7-Eleven Japan recently released a new feature on their 7payments app. This feature allowed users to make mobile payments by scanning a barcode on the app and it would charge the linked credit or debit card. But they had to suspend this new feature on Thursday.
7-Eleven Japan suspended their new feature because hackers stole $500,000 from customers. They realized something was wrong when a customer complained that there were charges on her account that she did not make. According to Yahoo News Japan, the app had a huge flaw that created this hacking easy. Hackers only needed a user’s email, phone number, and birthdate in order to send a reset password link to a different email. For users that did not fill out the birthdate part of their account, the app would automatically default it to January 1st, 2019, this made it even easier for hackers.
Over 900 users had their accounts targeted in this automated attack.
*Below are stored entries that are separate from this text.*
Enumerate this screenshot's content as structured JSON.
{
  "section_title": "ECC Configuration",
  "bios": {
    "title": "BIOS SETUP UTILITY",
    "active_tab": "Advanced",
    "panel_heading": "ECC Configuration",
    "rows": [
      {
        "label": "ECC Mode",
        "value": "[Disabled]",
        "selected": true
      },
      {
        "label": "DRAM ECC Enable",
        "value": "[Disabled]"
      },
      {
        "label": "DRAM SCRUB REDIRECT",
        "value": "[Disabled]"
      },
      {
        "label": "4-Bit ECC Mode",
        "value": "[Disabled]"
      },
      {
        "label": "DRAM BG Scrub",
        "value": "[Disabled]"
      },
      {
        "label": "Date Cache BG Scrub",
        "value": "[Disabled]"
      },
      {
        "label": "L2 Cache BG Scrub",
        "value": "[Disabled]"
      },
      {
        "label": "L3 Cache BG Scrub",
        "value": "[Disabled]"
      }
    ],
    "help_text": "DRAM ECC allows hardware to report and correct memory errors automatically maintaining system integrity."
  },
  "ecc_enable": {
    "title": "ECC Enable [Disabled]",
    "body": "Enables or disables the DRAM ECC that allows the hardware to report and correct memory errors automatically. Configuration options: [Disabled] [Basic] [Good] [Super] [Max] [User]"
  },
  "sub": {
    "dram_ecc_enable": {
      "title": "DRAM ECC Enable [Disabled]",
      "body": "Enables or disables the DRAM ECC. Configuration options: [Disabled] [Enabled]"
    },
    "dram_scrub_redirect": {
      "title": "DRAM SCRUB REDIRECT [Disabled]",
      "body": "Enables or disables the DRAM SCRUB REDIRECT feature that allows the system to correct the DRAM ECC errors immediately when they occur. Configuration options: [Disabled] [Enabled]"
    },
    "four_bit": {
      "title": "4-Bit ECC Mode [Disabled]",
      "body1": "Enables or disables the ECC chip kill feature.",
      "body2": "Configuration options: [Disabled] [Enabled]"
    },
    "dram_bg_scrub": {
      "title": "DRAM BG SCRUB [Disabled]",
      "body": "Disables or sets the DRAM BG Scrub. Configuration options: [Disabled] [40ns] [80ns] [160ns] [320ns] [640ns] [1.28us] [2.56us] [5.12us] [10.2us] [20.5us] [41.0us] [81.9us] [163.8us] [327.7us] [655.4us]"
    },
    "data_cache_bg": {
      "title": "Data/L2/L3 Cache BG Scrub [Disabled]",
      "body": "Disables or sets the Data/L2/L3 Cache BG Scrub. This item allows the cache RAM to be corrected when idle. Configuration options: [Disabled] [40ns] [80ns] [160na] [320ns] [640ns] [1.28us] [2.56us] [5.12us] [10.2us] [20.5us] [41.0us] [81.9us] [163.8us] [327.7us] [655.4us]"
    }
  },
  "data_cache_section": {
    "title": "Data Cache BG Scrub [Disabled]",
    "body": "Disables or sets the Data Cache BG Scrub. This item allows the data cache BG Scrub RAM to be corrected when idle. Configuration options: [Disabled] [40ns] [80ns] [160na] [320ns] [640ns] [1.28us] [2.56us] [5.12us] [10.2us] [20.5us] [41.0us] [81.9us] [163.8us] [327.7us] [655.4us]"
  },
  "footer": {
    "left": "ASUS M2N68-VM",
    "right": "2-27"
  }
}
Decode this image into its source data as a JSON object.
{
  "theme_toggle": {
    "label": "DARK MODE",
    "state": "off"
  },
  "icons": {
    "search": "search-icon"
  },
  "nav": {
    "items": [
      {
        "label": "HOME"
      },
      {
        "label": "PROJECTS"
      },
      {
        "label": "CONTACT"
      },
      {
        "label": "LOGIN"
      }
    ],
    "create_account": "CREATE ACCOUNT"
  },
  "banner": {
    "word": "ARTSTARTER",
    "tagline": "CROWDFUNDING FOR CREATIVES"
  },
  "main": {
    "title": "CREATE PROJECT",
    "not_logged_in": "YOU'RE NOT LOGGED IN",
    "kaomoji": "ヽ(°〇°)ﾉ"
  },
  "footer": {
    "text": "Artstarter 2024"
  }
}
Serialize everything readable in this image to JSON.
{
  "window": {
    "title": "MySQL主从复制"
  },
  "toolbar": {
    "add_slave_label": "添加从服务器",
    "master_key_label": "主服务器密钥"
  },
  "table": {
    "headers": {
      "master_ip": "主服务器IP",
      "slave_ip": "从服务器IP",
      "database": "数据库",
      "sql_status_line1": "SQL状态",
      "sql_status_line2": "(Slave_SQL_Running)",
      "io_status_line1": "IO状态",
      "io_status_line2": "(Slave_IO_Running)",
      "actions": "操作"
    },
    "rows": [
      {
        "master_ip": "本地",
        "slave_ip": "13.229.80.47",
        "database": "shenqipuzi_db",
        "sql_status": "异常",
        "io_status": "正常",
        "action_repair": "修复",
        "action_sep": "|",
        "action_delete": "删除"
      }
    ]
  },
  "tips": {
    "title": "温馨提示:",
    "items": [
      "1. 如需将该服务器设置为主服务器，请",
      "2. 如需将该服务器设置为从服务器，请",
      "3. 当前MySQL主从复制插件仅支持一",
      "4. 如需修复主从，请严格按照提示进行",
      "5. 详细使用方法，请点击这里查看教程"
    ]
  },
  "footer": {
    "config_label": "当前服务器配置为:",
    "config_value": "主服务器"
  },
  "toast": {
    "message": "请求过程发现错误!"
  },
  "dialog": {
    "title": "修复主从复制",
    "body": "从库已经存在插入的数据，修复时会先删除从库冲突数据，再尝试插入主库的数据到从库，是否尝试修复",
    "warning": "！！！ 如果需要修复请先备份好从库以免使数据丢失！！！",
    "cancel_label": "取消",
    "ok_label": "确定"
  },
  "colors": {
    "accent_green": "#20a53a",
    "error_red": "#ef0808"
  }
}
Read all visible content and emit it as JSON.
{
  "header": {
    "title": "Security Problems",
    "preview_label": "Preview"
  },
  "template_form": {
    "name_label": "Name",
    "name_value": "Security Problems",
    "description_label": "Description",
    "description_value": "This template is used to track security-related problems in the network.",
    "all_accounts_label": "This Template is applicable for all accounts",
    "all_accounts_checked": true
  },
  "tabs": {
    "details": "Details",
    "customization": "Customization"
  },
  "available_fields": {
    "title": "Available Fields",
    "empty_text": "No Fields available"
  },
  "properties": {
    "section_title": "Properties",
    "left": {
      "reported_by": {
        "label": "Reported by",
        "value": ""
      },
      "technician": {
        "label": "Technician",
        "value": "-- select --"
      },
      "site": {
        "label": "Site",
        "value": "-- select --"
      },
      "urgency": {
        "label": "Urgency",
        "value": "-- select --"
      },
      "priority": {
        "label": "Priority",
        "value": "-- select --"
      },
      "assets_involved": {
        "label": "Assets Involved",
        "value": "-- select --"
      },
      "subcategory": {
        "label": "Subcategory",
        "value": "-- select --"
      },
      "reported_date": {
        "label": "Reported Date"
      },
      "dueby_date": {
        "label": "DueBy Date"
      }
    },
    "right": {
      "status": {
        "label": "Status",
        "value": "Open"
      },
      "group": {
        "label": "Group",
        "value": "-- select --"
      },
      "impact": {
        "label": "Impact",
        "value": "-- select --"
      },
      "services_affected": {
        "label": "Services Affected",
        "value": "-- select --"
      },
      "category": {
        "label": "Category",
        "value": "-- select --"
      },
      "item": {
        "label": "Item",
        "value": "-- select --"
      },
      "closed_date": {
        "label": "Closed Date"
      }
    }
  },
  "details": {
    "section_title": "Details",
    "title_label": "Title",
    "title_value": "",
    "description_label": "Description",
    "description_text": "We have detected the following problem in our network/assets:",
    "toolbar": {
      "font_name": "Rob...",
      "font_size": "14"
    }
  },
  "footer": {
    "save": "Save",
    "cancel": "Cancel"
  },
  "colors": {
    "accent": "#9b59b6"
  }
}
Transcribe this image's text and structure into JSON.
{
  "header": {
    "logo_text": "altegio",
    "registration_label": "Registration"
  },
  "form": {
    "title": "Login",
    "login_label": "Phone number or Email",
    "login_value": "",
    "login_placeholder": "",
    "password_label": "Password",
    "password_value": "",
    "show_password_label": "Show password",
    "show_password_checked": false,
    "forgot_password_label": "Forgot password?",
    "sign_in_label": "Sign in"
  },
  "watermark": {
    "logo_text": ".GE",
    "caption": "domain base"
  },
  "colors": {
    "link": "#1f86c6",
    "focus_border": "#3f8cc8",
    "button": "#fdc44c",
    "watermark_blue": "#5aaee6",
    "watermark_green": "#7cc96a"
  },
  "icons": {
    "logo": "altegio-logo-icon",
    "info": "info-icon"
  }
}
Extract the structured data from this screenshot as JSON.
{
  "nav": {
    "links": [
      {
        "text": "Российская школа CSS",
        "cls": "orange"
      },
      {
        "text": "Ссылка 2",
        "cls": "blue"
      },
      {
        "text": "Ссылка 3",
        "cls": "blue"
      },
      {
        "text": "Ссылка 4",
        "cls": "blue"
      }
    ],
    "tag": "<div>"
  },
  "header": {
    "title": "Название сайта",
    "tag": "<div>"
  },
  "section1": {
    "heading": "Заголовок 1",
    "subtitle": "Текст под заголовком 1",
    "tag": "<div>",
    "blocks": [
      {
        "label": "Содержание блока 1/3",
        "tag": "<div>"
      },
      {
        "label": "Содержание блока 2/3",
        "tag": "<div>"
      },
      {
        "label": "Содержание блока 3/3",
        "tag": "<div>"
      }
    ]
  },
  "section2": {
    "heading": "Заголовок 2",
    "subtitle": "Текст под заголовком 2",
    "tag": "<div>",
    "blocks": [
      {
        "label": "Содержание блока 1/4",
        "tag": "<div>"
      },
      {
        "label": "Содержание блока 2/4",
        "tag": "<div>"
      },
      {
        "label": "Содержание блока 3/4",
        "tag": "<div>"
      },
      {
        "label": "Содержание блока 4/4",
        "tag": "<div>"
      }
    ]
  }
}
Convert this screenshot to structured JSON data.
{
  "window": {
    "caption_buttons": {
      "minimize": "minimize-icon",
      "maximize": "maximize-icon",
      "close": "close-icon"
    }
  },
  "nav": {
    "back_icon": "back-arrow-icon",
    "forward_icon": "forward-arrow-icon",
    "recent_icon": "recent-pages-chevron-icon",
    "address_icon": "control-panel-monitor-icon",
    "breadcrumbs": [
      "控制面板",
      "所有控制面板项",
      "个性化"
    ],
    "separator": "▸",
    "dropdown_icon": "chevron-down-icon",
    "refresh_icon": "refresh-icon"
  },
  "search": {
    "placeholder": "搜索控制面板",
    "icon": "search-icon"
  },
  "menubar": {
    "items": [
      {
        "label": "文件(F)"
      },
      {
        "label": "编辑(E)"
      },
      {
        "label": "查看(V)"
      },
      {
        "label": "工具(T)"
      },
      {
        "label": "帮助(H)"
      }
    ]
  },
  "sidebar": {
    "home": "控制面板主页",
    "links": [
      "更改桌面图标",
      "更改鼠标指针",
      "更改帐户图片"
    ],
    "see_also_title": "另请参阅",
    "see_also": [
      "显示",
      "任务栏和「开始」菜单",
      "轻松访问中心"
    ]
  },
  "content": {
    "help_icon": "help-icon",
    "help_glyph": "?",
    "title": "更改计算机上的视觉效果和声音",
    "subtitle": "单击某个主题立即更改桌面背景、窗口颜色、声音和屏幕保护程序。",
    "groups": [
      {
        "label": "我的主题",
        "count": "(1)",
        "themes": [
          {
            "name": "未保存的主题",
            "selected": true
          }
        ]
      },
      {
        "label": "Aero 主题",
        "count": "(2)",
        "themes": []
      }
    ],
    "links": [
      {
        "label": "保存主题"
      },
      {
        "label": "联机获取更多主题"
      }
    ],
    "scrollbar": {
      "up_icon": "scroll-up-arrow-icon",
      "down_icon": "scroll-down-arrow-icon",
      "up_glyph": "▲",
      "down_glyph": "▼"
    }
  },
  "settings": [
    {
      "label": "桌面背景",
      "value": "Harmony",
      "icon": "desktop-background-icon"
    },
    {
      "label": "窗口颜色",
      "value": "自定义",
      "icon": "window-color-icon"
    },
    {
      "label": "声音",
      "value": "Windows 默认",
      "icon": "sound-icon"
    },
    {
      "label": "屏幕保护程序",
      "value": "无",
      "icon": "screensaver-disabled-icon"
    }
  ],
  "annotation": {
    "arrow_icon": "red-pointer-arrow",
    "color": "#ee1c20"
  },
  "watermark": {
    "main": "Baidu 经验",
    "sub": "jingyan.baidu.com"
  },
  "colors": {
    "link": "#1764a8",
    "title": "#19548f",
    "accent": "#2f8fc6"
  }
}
A total of $500,000 was stolen. The feature has been suspended and is no longer charging linked cards and stopped registering new customers. 7-Eleven Japan also posted a warning on their website. The company will also compensate the users who were hacked as well as set up a support line.
The company was told by a member of Japan’s Ministry of Economy, Trade and Industry, that they need to better their security and that they were not following the proper security guidelines. Two individuals who tried to use a hacked account were arrested by Japanese authorities. They believe they may be connected to the hackings.